Теперь Федоров был начальством. Дворжицкому бывало всегда неприятно получать от него приказания. Раздражился он и вечером 28 февраля, получив у себя на Офицерской приказание явиться на следующее утро, в 9 часов, в градоначальство; вызывались все полицеймейстеры и пристава столицы.

В тревожном ожидании генерала Федорова, чины полиции, не знавшие причины вызова, вполголоса обменивались сообщениями о происшествиях в городе. Услышав о санитарном осмотре в лавке на Малой Садовой, Дворжицкий развел руками.

— Уж если у лавочника нельзя сделать обыск! Эх, Федор Федорыч обошелся бы без санитарии!

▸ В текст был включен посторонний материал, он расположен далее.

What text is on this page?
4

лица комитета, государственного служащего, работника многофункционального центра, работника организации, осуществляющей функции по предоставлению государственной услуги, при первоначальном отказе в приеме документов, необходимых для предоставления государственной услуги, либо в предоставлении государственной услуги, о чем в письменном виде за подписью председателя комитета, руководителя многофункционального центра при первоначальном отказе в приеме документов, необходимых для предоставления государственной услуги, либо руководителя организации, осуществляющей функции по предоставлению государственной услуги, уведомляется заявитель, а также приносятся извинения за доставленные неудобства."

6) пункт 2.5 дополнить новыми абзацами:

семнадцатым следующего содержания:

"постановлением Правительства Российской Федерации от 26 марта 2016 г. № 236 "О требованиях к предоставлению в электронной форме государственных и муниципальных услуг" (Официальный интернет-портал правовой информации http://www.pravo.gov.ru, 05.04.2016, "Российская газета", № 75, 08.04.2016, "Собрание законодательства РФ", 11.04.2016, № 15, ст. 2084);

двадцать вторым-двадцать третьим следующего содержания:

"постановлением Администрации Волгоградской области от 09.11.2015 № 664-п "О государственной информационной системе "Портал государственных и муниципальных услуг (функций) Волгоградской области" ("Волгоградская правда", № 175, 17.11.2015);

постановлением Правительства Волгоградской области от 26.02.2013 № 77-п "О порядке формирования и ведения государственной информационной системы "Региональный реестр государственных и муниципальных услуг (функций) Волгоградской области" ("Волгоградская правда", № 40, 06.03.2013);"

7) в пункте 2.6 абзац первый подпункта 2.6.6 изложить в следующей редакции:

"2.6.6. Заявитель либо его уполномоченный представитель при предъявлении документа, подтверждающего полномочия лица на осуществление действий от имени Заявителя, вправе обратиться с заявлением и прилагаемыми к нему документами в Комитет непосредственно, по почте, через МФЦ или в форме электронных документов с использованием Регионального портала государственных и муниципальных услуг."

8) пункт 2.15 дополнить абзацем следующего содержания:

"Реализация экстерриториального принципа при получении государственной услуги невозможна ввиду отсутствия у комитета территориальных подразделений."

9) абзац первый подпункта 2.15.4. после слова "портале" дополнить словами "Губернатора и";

Общая тревога не оправдалась. Градоначальник вышел с сияющим видом и в краткой, торжественно произнесенной речи сообщил, что арестован главарь анархистов, Андрей Желябов. Слухи о том, будто крамольники готовят подкоп на Малой Садовой, оказались ложными: все незаметнейшим образом проверено и оказалось совершенным вздором.

— Еще осталось схватить двух-трех злодеев, и с крамолой будет навсегда покончено! — с силой сказал градоначальник.— Господин министр внутренних дел, его сиятельство граф Лорис-Меликов весьма доволен и обещал доложить о нас его императорскому величеству. Я и пригласил вас сюда, господа, чтобы объявить вам свою душевную благодарность. Все, каждый на своем посту, ревностно исполняют свой трудный долг! Считаю приятным долгом особенно отметить усердие, рвение, энергию пристава первого участка Спасской части Теглева. Всем русское спасибо, господа!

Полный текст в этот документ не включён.